Kral, Cidde radyosunda on üç dilde İslâm dünyasına açıkça hitap etti.
“Kardeşlerim neden bekliyorsunuz? Dünyanın vicdana gelmesini mi bekliyorsunuz? Nerede dünyanın vicdanı? Mukaddes Kudüs-ü Şerif bizleri çağırıyor. Kendisini kurtarmamızı bekliyor. Ölümden mi korkuyoruz? Allah yolunda cihad ederek ölmekten daha faziletli ve şerefli bir ölüm var mıdır? Harem-i Şerifimiz olan Kudüs ve mukaddesatımız işgal ve tecavüz altındadır. Ve aşağılanmaktadır. Orada günahlar, orada Allah’a isyan ve ahlâkî çöküntüler vardır. Arzumuz milliyetçilik, ırkçılık ve bloklaşma değildir. Bizim isteğimiz dinimiz, inancımız, mukaddesatımız ve harim- i İslâm için İslâm milliyeti ve İslâmî uyanıştır.”1
Kralın bu konuşması Bediüzzaman’ın, “Hakikî milliyetimizin esası, ruhu ise İslâmiyet’tir.”2 hakikatinin bir tecellisi idi.

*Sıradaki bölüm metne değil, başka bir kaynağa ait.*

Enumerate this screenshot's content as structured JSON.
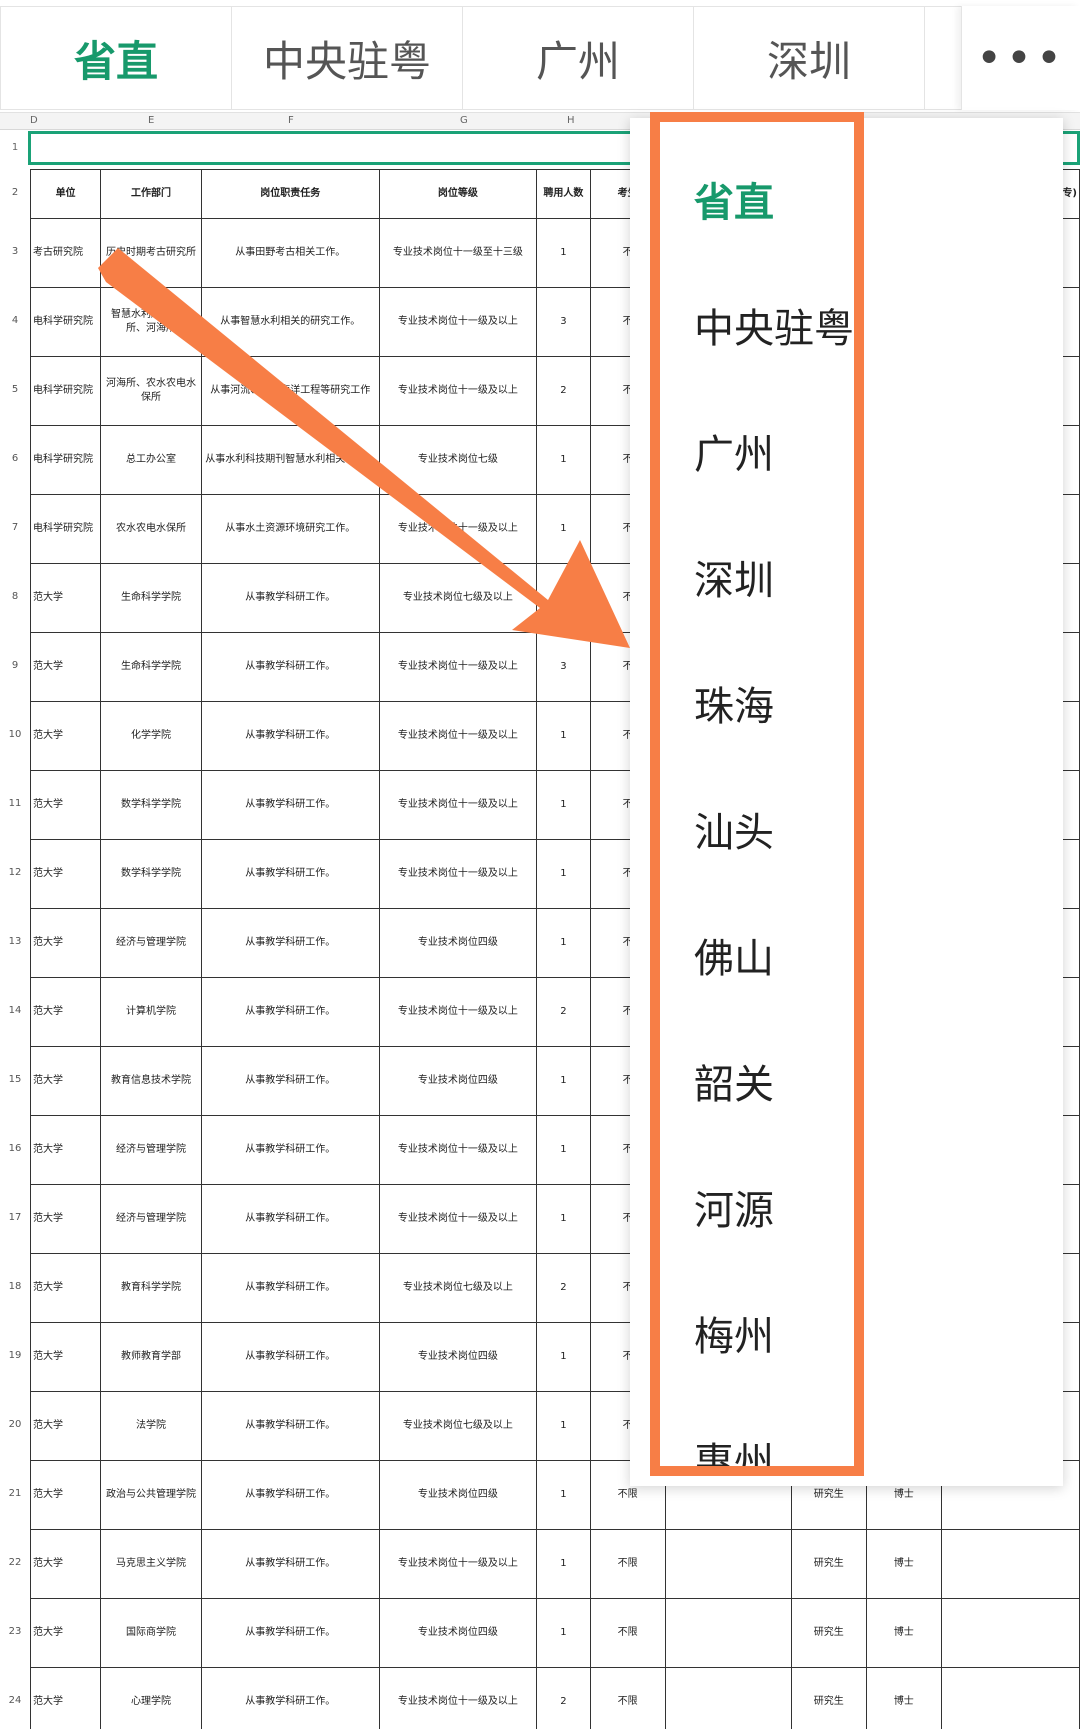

Merhum Kral Faysal bu konuşmadan sonra ne mi oldu? Yeğeni tarafından bıçaklanarak şehit edildi.
“Dünyanın vicdana gelmesini beklemeyin” sözü hâlâ kulaklarımızda çınlamaktadır.”
Ölümü İsteyin!
Yahudîler en fazla ölümden korkuyorlar. Onlar dünya için çalışırlar. Ölümü isteyemeyeceklerdir. Dolayısıyla Allah için ve ahirette haklı pozisyonda olmak için çalışamazlar. Bu nedenle Kur’ân, Yahudîlerin istedikleri cevabı şöyle veriyor:
"Eğer (iddia ettiğiniz gibi) Allah katındaki ahiret yurdu (Cennet) diğer insanlar için değil de, yalnız sizin içinse ve doğru söyleyenler iseniz haydi ölümü isteyin!"3
Yahudîleri İspanya’dan kurtaran maalesef ki, Osmanlıydı. 1492 yılında Endülüs devleti yıkıldıktan sonra kraliçe İzabella’nın emri ile Müslümanlar ile Yahudîler etnik temizliğe tâbî tutuldular. Müslümanlar Osmanlı tarafından kabul edildi. Osmanlılar Yahudîleri de vatansız bırakmadılar. Ülkelerine kabul ettiler ve Selanik’te onları iskan ettiler.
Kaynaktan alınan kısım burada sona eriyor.